Autumn Nest

 

I’m here in the quiet, the music of silence filling the room—a melody that only fresh fallen snow and silver dollar-sized snow flakes afford. Solitude is a gift that I’ve learned to receive and even desire. Cierra, whose company I so yearn for and grieve when she is gone, came home all at once after 14 months. Her agenda comes as a shock, pressing in and flowing over mine. I can’t say no and she expects that. She graciously accepts a postponed answer, but only for a little while.

Her to do list demands not only her attention, but mine too. She hears I love you in my availability, like her daddy. She is easy to laugh and dream and play with too. I worry about her future when life gets heavy and she is responsible for others.

After being home for what seems only a restless few days, she is off to see friends and to hang with her brother on the Pacific Coast: So Cal, Hawaii, and Seattle for three weeks. I take a deep breath. I’m a little envious of her life cadence; oh the freedom of youth.

I slide down into a deep hot bath, while the windows steam and I can no longer make out the fluffy bits swirling like miniature magic carpets from the low grey sky. Wasn’t it just yesterday that we were working in the yard, trimming back lavender, late blooming daisies, and iris leaves? The strawberry leaves painted deep orange-red now.  The ivy too. I danced in the fluttering rain of golden apple leaves amongst burning bushes so bright red they carry a pink hue.

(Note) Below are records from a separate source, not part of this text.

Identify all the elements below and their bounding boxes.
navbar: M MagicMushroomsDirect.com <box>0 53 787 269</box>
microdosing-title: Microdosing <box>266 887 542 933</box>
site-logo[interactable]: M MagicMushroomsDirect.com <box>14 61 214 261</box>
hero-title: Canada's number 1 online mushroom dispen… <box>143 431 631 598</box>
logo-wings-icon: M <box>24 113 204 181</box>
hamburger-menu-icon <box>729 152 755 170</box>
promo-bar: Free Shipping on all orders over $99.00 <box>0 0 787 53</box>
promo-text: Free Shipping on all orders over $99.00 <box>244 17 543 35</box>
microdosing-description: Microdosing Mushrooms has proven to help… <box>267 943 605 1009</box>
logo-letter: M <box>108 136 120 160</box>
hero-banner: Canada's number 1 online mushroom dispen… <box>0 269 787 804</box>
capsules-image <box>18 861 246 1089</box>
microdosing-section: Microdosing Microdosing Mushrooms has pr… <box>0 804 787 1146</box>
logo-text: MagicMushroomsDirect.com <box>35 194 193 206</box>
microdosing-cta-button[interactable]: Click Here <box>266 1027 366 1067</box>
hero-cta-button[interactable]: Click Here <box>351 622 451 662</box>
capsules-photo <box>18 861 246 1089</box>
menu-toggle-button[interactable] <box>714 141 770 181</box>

Is this a stolen paradise? Am I living in a fantasy until the prison guards come and lock me to the chain gang headed to the stone quarry? Am I wrong for accepting each new day’s mercies as a gift from God rather than another day in debtors’ prison? James seems to think so. Is it my romantic approach to living that keeps him tethered to his own frustration and lack of joy?

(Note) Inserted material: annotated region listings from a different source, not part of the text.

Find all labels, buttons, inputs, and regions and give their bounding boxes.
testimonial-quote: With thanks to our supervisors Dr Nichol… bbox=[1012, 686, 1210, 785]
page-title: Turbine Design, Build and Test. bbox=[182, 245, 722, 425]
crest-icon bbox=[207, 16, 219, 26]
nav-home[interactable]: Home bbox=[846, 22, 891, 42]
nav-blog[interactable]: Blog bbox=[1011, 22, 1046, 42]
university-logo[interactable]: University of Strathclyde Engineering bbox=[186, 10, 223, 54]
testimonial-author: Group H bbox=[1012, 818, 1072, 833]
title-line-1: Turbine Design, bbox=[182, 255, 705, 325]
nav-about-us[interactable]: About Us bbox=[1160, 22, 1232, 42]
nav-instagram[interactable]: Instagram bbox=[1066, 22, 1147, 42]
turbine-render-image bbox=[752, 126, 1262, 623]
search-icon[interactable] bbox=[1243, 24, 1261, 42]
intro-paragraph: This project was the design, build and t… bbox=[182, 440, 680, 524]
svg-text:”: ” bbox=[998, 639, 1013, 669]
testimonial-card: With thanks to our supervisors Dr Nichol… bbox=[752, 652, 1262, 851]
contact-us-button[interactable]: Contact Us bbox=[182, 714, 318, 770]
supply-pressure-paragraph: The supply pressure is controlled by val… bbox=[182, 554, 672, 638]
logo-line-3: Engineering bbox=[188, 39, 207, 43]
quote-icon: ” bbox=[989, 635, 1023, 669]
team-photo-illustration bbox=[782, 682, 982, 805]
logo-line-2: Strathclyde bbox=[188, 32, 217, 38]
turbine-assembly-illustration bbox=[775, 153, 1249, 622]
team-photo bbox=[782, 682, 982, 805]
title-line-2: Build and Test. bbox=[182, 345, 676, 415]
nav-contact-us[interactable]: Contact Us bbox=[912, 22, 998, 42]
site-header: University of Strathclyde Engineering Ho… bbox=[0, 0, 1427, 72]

I’d like to say soap bubbles come up to my chin, but this morning I’m soaking in a salt bath: Dead Sea salt and minerals and lavender. My residual pain is complicated, but mostly manageable. The bath often helps, but does little to quell the chronic pain in my lower back, neck and shoulders today. My period finally started after being as postponed as my agenda with the arrival of our twenty-two year old back home. She changes even my cycle.

We were empty-nesters. Sad ones, destitute of fresh ideas and laughter, but now here we are. What do we call this? One of our little boomerang birds have returned just long enough to wring our hearts reminding us of how impossible we can be. We couldn’t have an easier adult child with whom to figure this out. Cierra is amazing, sweet, even if a bit forceful with the grocery budget, and upset with me for how disorganized the pantry cupboard still is.

The sun pushes through the heavy snow cloud. The snow flakes are smaller now and the sun offers a flirty smile. Seems too soon for this reverie to end. Am I selfish for taking a time outs such as this, tucked away in warmth and “ease” while James must wrestle children through mud and wet and cold? Fighting them, fighting the weather, fighting life.

I stand and release the stopper. Bath water swirls down the drain. The clear water, showers over my head, sluicing away residual salt and sullied thoughts, shampoo suds slide down my breasts, tummy, my leg, extended toe. Droplets of water from make tiny circles, rain on a miniature lake.

Because we don’t have kids or housemates at this very moment, I enjoy the luxury of wrapping my head in a towel and shrugging into my fluffy robe. Still dripping, I make my way to the desk to pour these thoughts onto the page before they go the way little birds in autumn and of snow flakes in October–the only evidence of their visit being wet asphalt and soggy leaves.